El flash de "estrellitas" y la certeza de ser campeón del mundo
Fue en The Wild Project, el podcast del español Jordi Wild, donde el argentino contó que, mientras hacía sombra junto a otros dos novatos, presenció algo que definió como un fenómeno físico: "Delante mío veo como una estrellita, como un flash de la cámara de fotos pero pequeñita…", relató sobre el instante en que estaba en guardia. Las luces tenían la forma de un mapa de Sudamérica invertido y, según su testimonio, lo atravesaron físicamente.
"Esas estrellitas aparecieron y de repente vinieron contra mí y me atravesaron y sentí el aire y en ese aire la certeza de que iba a ser campeón del mundo", describió Martínez. A partir de ese segundo día de práctica, el fútbol dejó de ser su prioridad. Un mes después realizó su primera pelea amateur con apenas unas semanas de preparación técnica básica.
El misterioso vendedor de cremas que predijo su grandeza
Poco después, mientras trabajaba con su hermano en el taller de herrería familiar en Quilmes, recibió una segunda señal. Un hombre mayor, delgado y calvo, entró al local vendiendo cremas caseras en una canasta de mimbre. Al notar que Martínez tenía la muñeca inflamada por un combate reciente, el desconocido le tomó la mano y le pidió su nombre completo.

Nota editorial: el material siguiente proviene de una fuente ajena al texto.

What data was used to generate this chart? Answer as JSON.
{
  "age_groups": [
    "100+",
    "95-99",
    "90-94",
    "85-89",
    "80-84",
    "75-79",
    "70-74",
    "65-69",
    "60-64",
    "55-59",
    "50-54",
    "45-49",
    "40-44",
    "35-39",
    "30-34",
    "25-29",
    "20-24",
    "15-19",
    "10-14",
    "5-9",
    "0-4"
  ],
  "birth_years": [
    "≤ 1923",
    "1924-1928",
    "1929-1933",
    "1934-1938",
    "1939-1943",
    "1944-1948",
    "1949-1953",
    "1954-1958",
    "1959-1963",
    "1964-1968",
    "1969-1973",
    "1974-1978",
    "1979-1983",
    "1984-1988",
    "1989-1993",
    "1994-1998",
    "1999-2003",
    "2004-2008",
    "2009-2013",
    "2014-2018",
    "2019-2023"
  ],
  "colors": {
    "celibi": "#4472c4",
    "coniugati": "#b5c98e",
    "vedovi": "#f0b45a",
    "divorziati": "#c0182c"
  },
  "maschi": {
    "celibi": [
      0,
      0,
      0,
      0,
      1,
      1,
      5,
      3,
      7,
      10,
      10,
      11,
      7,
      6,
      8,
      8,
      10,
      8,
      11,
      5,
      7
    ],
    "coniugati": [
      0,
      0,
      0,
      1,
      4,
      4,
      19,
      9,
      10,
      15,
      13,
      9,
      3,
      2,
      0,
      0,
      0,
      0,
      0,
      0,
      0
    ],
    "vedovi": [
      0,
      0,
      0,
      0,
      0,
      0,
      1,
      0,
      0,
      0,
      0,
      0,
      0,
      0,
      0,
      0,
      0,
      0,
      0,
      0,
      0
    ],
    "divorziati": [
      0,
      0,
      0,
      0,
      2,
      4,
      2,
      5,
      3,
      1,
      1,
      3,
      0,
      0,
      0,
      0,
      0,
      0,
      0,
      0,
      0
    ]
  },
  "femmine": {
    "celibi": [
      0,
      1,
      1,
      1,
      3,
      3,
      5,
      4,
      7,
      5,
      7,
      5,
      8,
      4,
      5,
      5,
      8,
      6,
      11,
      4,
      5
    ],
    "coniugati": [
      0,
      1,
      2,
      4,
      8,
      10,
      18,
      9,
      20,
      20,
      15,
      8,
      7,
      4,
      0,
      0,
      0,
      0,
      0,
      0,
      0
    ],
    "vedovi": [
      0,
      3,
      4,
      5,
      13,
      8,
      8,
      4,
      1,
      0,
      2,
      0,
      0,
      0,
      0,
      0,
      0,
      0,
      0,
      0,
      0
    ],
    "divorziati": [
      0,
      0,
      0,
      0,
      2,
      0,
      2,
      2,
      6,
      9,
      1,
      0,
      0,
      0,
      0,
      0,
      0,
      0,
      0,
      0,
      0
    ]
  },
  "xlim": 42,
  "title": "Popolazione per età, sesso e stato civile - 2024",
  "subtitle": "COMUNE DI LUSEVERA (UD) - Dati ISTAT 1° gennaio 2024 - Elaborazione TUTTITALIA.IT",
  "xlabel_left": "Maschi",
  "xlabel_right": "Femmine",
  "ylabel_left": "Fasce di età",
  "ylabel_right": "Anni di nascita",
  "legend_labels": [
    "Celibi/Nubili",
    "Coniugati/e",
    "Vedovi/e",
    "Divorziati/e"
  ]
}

"Sergio vas a ser grande, muy grande... me parece que no me estás escuchando... Escúchame Sergio, cuidate como sé que te vas a cuidar", le dijo el vendedor antes de regalarle un pote de crema y retirarse. Cuando Sergio y su hermano salieron a la calle para buscarlo apenas unos segundos después, el hombre había desaparecido.
Embed - La historia paranormal de Maravilla Martínez que parece sacada de una película
Sobre si Martínez le atribuye su éxito a estos encuentros o a un don, el pugilista afirmó que, pese a estos sucesos paranormales, su éxito no derivó de algo divino: "Yo no soy muy talentoso, yo creo que tengo muchas horas de trabajo para construir lo que construí como boxeador", sentenció.